このプロジェクトの関係銀行のうちフランスの銀行は、「7月2日、5か国(ドイツ、ベルギー、スペイン、フランス、オランダ)の16の主要なヨーロッパの銀行のグループが、ヨーロッパの決済イニシアチブであるEPIの将来の立ち上げへの道を開いた」と公表した。彼らの目的は「即時支払いに基づく統一された汎ヨーロッパ支払いソリューションを作成し(...)、ヨーロッパ中の消費者と商人に銀行カード、デジタル・ウォレット、および使用可能なピア・ツー・ピア(P2P)(注3)支払いソリューションを提供する」と公表した。
そうすることで、「このソリューションは、消費者向けソリューションに加えて、店内、オンライン、現金引き出し、P2Pなど、あらゆる種類の取引において、ヨーロッパの消費者と加盟店の新しい支払い基準になることを目指している。「国際的な支払いスキーム」となる。大きな革新は、誰かがヨーロッパのどこにでも、たとえば受益者の携帯電話番号を使って、週7日間毎日、即座に支払うことを可能にすることである」と、BNP Paribas銀行の 副最高執行責任者兼国内市場責任者(Deputy Chief Operating Officer and Head of Domestic)であるティエリー・ラボルド( Thierry Laborde)氏は、AFPに語った。
Thierry Laborde 氏
(2) 2022年の運用段階までの準備
EIPプロジェクトの推定コストは数十億ユーロで、この新しいデバイスは大きな目標を掲げている。長期的には、ヨーロッパの電子決済の少なくとも60%にあたると見ている。詳細にみると、実装フェーズは、2022年の運用フェーズへの参入を視野に入れて、「可能な限り最高の使用経験(ユーザーエクスペリエンス)を実現するために実装化作業を開始する責任を負うこととなり、ブリュッセルで暫定会社(EPI Interim Company)の設立を通じて、今後数週間で開始される。
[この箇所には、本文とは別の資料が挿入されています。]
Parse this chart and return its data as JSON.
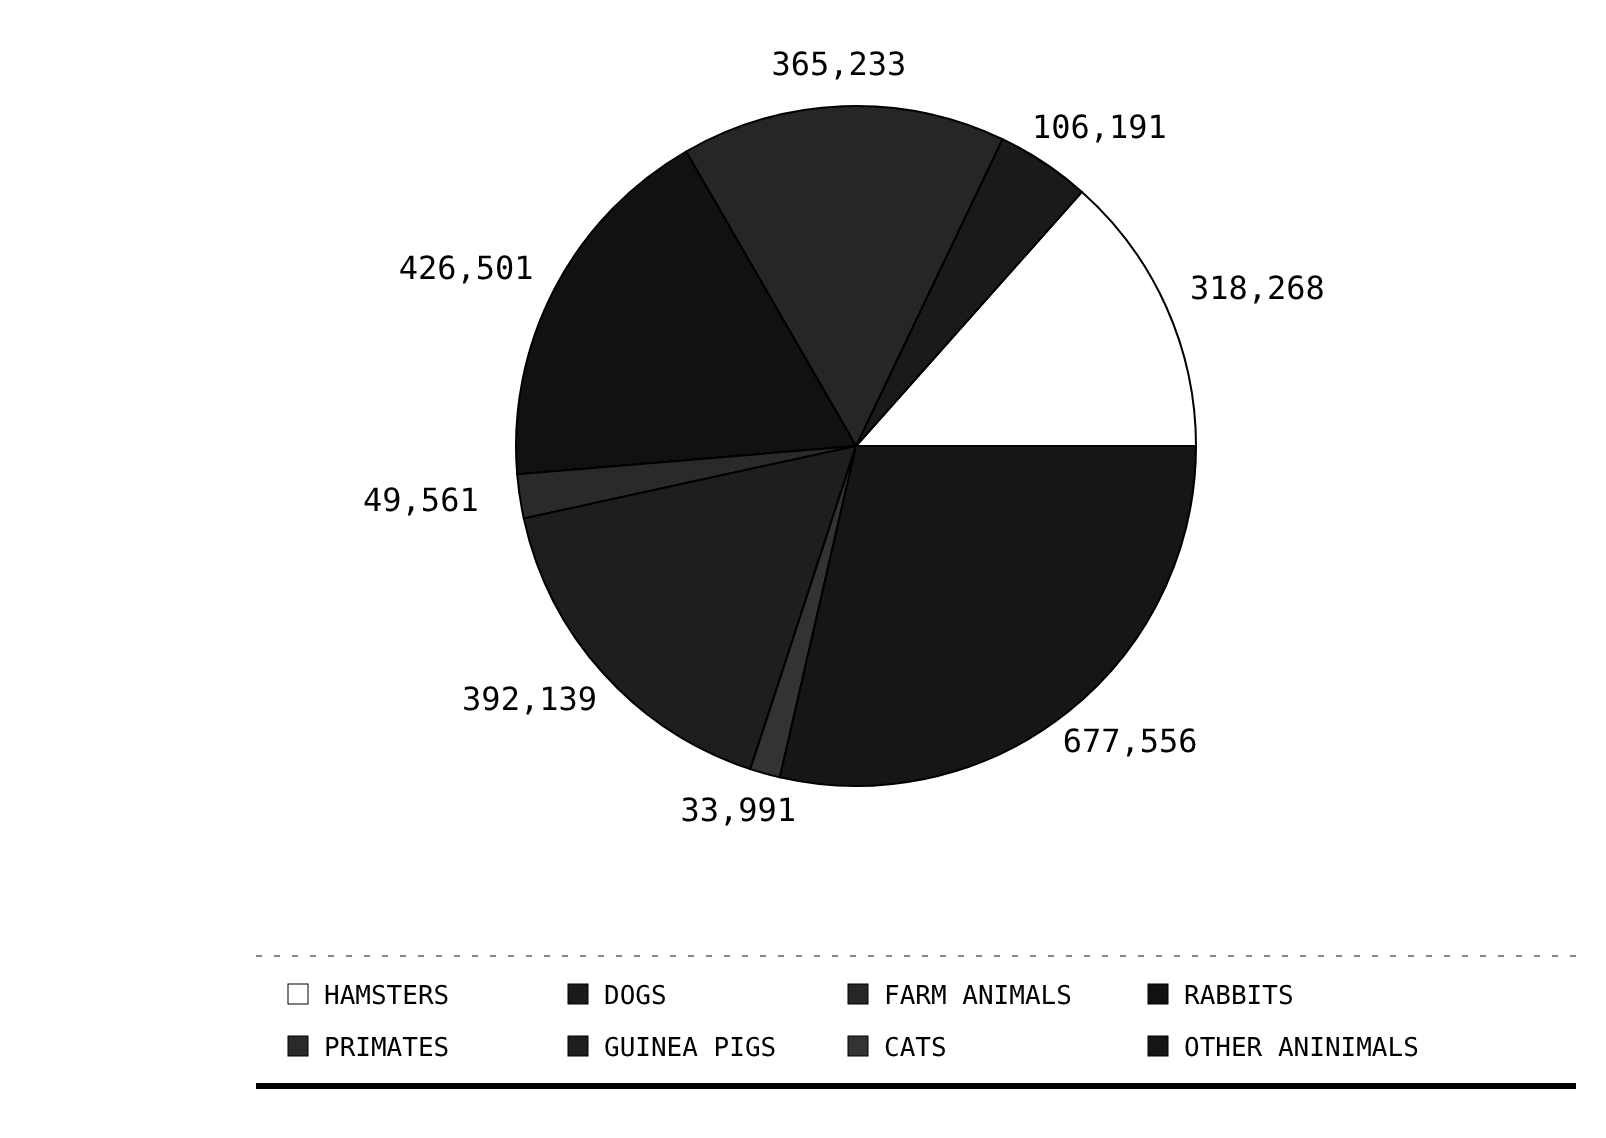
{
  "chart_data": {
    "type": "pie",
    "categories": [
      "HAMSTERS",
      "DOGS",
      "FARM ANIMALS",
      "RABBITS",
      "PRIMATES",
      "GUINEA PIGS",
      "CATS",
      "OTHER ANINIMALS"
    ],
    "values": [
      318268,
      106191,
      365233,
      426501,
      49561,
      392139,
      33991,
      677556
    ],
    "colors": [
      "#ffffff",
      "#1a1a1a",
      "#262626",
      "#111111",
      "#2a2a2a",
      "#1e1e1e",
      "#333333",
      "#161616"
    ],
    "value_labels": [
      "318,268",
      "106,191",
      "365,233",
      "426,501",
      "49,561",
      "392,139",
      "33,991",
      "677,556"
    ],
    "legend": "bottom"
  }
}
この新しいデバイスは、「ヨーロッパの公的機関と国家当局をサポートすることになります。ヨーロッパの既存のデジタル決済ソリューションは細分化されており、欧州市民はまだどこでもデジタル決済を行うことがない」と16の銀行は主張し、他の決済サービスプロバイダーにも同イニシアチブへの参加を呼びかけている。
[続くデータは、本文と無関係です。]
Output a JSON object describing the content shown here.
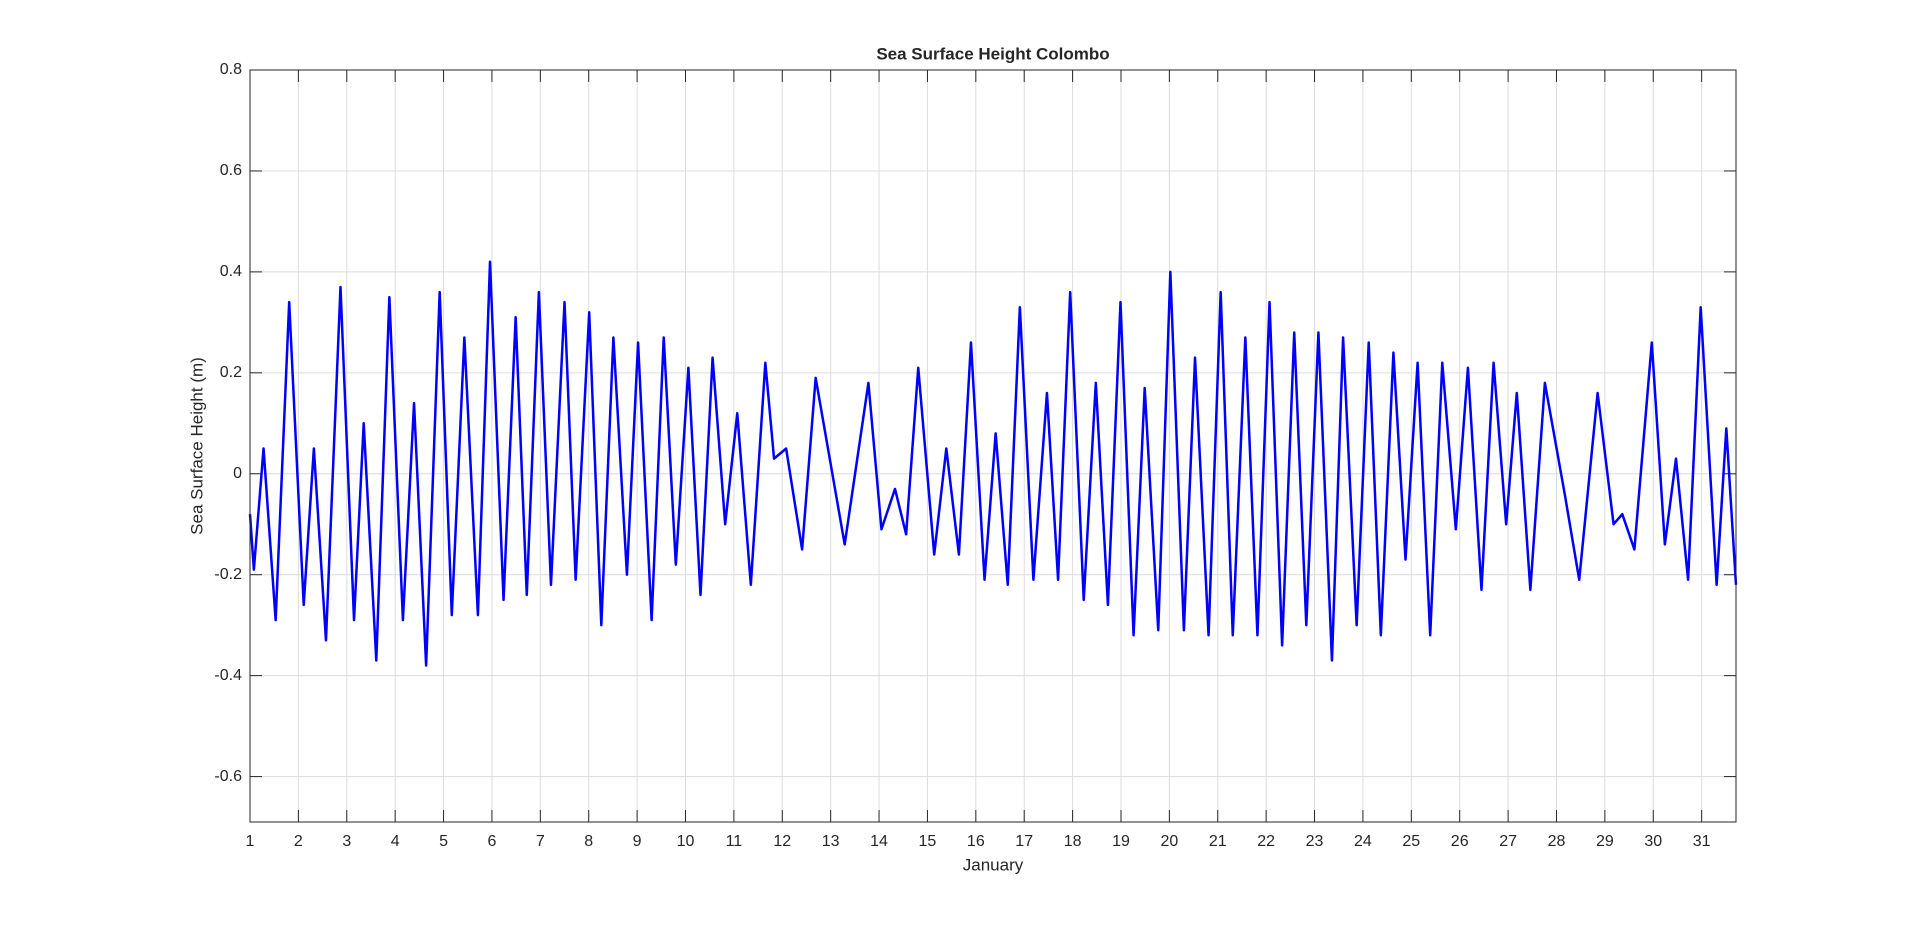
{
  "chart_data": {
    "type": "line",
    "title": "Sea Surface Height Colombo",
    "x_label": "January",
    "y_label": "Sea Surface Height (m)",
    "color": "#0000ff",
    "grid": true,
    "x": [
      1.0,
      1.08,
      1.28,
      1.53,
      1.81,
      2.11,
      2.32,
      2.57,
      2.87,
      3.15,
      3.35,
      3.61,
      3.88,
      4.16,
      4.39,
      4.64,
      4.92,
      5.17,
      5.43,
      5.71,
      5.96,
      6.24,
      6.49,
      6.72,
      6.97,
      7.22,
      7.5,
      7.73,
      8.01,
      8.26,
      8.51,
      8.79,
      9.02,
      9.3,
      9.55,
      9.8,
      10.06,
      10.31,
      10.56,
      10.82,
      11.07,
      11.35,
      11.65,
      11.83,
      12.08,
      12.41,
      12.69,
      13.29,
      13.78,
      14.05,
      14.33,
      14.56,
      14.81,
      15.14,
      15.39,
      15.65,
      15.9,
      16.18,
      16.41,
      16.66,
      16.91,
      17.19,
      17.47,
      17.7,
      17.95,
      18.23,
      18.48,
      18.73,
      18.99,
      19.26,
      19.49,
      19.77,
      20.02,
      20.3,
      20.53,
      20.81,
      21.06,
      21.31,
      21.57,
      21.82,
      22.07,
      22.33,
      22.58,
      22.83,
      23.08,
      23.36,
      23.59,
      23.87,
      24.12,
      24.37,
      24.63,
      24.88,
      25.13,
      25.39,
      25.64,
      25.92,
      26.17,
      26.45,
      26.7,
      26.96,
      27.18,
      27.46,
      27.76,
      28.17,
      28.47,
      28.85,
      29.18,
      29.36,
      29.61,
      29.97,
      30.24,
      30.47,
      30.72,
      30.98,
      31.31,
      31.51,
      31.71
    ],
    "values": [
      -0.08,
      -0.19,
      0.05,
      -0.29,
      0.34,
      -0.26,
      0.05,
      -0.33,
      0.37,
      -0.29,
      0.1,
      -0.37,
      0.35,
      -0.29,
      0.14,
      -0.38,
      0.36,
      -0.28,
      0.27,
      -0.28,
      0.42,
      -0.25,
      0.31,
      -0.24,
      0.36,
      -0.22,
      0.34,
      -0.21,
      0.32,
      -0.3,
      0.27,
      -0.2,
      0.26,
      -0.29,
      0.27,
      -0.18,
      0.21,
      -0.24,
      0.23,
      -0.1,
      0.12,
      -0.22,
      0.22,
      0.03,
      0.05,
      -0.15,
      0.19,
      -0.14,
      0.18,
      -0.11,
      -0.03,
      -0.12,
      0.21,
      -0.16,
      0.05,
      -0.16,
      0.26,
      -0.21,
      0.08,
      -0.22,
      0.33,
      -0.21,
      0.16,
      -0.21,
      0.36,
      -0.25,
      0.18,
      -0.26,
      0.34,
      -0.32,
      0.17,
      -0.31,
      0.4,
      -0.31,
      0.23,
      -0.32,
      0.36,
      -0.32,
      0.27,
      -0.32,
      0.34,
      -0.34,
      0.28,
      -0.3,
      0.28,
      -0.37,
      0.27,
      -0.3,
      0.26,
      -0.32,
      0.24,
      -0.17,
      0.22,
      -0.32,
      0.22,
      -0.11,
      0.21,
      -0.23,
      0.22,
      -0.1,
      0.16,
      -0.23,
      0.18,
      -0.04,
      -0.21,
      0.16,
      -0.1,
      -0.08,
      -0.15,
      0.26,
      -0.14,
      0.03,
      -0.21,
      0.33,
      -0.22,
      0.09,
      -0.22
    ],
    "xlim": [
      1,
      31.71
    ],
    "xticks": [
      1,
      2,
      3,
      4,
      5,
      6,
      7,
      8,
      9,
      10,
      11,
      12,
      13,
      14,
      15,
      16,
      17,
      18,
      19,
      20,
      21,
      22,
      23,
      24,
      25,
      26,
      27,
      28,
      29,
      30,
      31
    ],
    "ylim": [
      -0.69,
      0.8
    ],
    "yticks": [
      -0.6,
      -0.4,
      -0.2,
      0,
      0.2,
      0.4,
      0.6,
      0.8
    ]
  }
}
また、16の銀行は「さらに、Covid-19危機は、統一されたヨーロッパのデジタル決済ソリューションの必要性を浮き彫りにした。また、EPIは、銀行、加盟店、取得者(acquirer)/決済サービスプロバイダーのヨーロッパの決済エコシステムを統合し、単一市場とヨーロッパのデジタル戦略の強化に貢献することを目指している」と指摘している。
2.EPI本格開始のリリース第一弾
2020年9月9 日、BNP PARIBASが行った発表「EPI: The European Payments Initiative」
の内容を仮訳する。
2020年9月9 日、European Payments Initiative(EPI)の実施を開始する責任を負う”EPI Interim Company(https://www.epicompany.eu/)”は、ポーランド最大の銀行である”PKO Bank Polski:PKOBP)”と、フィンランドの大手リィテール銀行である”OP Financial Group”を発表した。最近設立された会社の設立株主としてEPIに参加している。さらに、スペインの12の商業銀行(credit institution)のグループもコンソーシアムを結成し、EPI暫定会社の共同設立株主としてEPIに参加している。
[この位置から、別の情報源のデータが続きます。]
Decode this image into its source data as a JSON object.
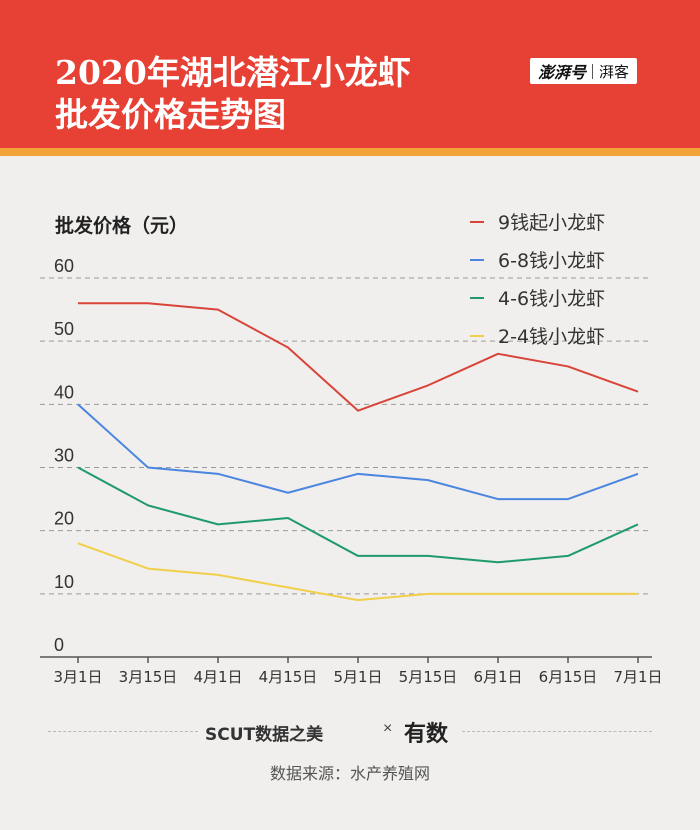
{
  "header": {
    "title_line1": "2020年湖北潜江小龙虾",
    "title_line2": "批发价格走势图",
    "brand_main": "澎湃号",
    "brand_sub": "湃客"
  },
  "colors": {
    "header_bg": "#e74034",
    "header_stripe": "#f2a33a",
    "background": "#f0efed"
  },
  "chart_data": {
    "type": "line",
    "ylabel": "批发价格（元）",
    "xlabel": "",
    "ylim": [
      0,
      60
    ],
    "yticks": [
      "0",
      "10",
      "20",
      "30",
      "40",
      "50",
      "60"
    ],
    "categories": [
      "3月1日",
      "3月15日",
      "4月1日",
      "4月15日",
      "5月1日",
      "5月15日",
      "6月1日",
      "6月15日",
      "7月1日"
    ],
    "grid": true,
    "legend_position": "top-right",
    "series": [
      {
        "name": "9钱起小龙虾",
        "color": "#d9443a",
        "values": [
          56,
          56,
          55,
          49,
          39,
          43,
          48,
          46,
          42
        ]
      },
      {
        "name": "6-8钱小龙虾",
        "color": "#4a86e0",
        "values": [
          40,
          30,
          29,
          26,
          29,
          28,
          25,
          25,
          29
        ]
      },
      {
        "name": "4-6钱小龙虾",
        "color": "#1f9b6b",
        "values": [
          30,
          24,
          21,
          22,
          16,
          16,
          15,
          16,
          21
        ]
      },
      {
        "name": "2-4钱小龙虾",
        "color": "#f2cf4a",
        "values": [
          18,
          14,
          13,
          11,
          9,
          10,
          10,
          10,
          10
        ]
      }
    ]
  },
  "footer": {
    "source_label": "SCUT数据之美",
    "cross": "×",
    "logo_text": "有数",
    "data_source": "数据来源：水产养殖网"
  }
}
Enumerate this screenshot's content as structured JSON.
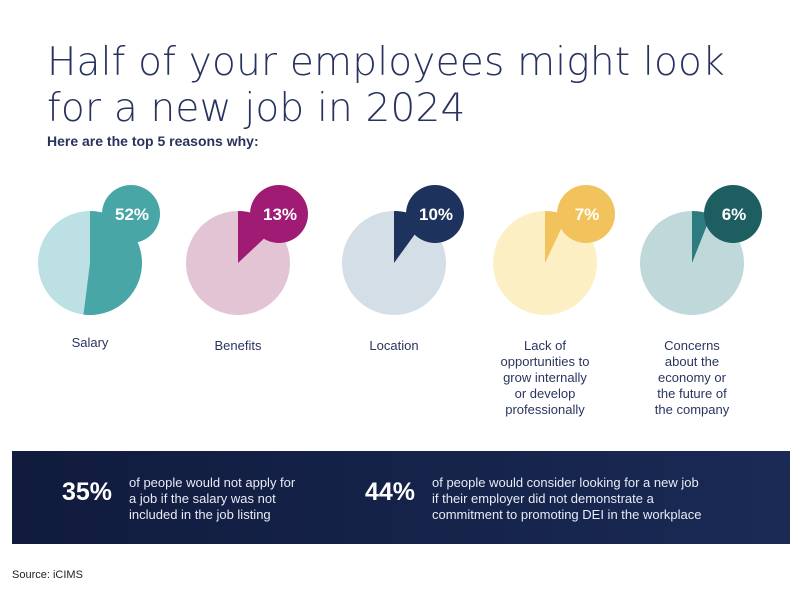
{
  "header": {
    "title_lines": [
      "Half of your employees might look",
      "for a new job in 2024"
    ],
    "subtitle": "Here are the top 5 reasons why:"
  },
  "chart_data": {
    "type": "pie",
    "title": "Half of your employees might look for a new job in 2024",
    "subtitle": "Here are the top 5 reasons why:",
    "series": [
      {
        "name": "Salary",
        "label_lines": [
          "Salary"
        ],
        "value": 52,
        "display": "52%",
        "color": "#48a6a7",
        "bg_color": "#bde0e4",
        "badge_color": "#48a6a7"
      },
      {
        "name": "Benefits",
        "label_lines": [
          "Benefits"
        ],
        "value": 13,
        "display": "13%",
        "color": "#a01c74",
        "bg_color": "#e2c4d4",
        "badge_color": "#a01c74"
      },
      {
        "name": "Location",
        "label_lines": [
          "Location"
        ],
        "value": 10,
        "display": "10%",
        "color": "#1e325e",
        "bg_color": "#d4dee6",
        "badge_color": "#1e325e"
      },
      {
        "name": "Lack of opportunities to grow internally or develop professionally",
        "label_lines": [
          "Lack of",
          "opportunities to",
          "grow internally",
          "or develop",
          "professionally"
        ],
        "value": 7,
        "display": "7%",
        "color": "#f2c25c",
        "bg_color": "#fdefc4",
        "badge_color": "#f2c25c"
      },
      {
        "name": "Concerns about the economy or the future of the company",
        "label_lines": [
          "Concerns",
          "about the",
          "economy or",
          "the future of",
          "the company"
        ],
        "value": 6,
        "display": "6%",
        "color": "#2c7b7f",
        "bg_color": "#bfd8da",
        "badge_color": "#1d5e61"
      }
    ],
    "unit": "%"
  },
  "banner": {
    "stats": [
      {
        "value": "35%",
        "lines": [
          "of people would not apply for",
          "a job if the salary was not",
          "included in the job listing"
        ]
      },
      {
        "value": "44%",
        "lines": [
          "of people would consider looking for a new job",
          "if their employer did not demonstrate a",
          "commitment to promoting DEI in the workplace"
        ]
      }
    ]
  },
  "footer": {
    "source": "Source: iCIMS"
  }
}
PKO BankPolskiとOPFinancial Groupの参加により、EPIがポーランドとフィンランドの決済市場にアクセスできるようになった。これは、共同支払いイニシアチブへの新しいコミュニティの関心を確認し、EPIがよりデジタル的に進んでいると見なされる市場にとって魅力的であることを示しているため、EPIの主要なマイルストーンである。ポーランドは、EPIの一部を形成する最初の非ユーロ・ベースの市場となり、グループがソリューション内の通貨換算の課題に取り組むことを可能にする。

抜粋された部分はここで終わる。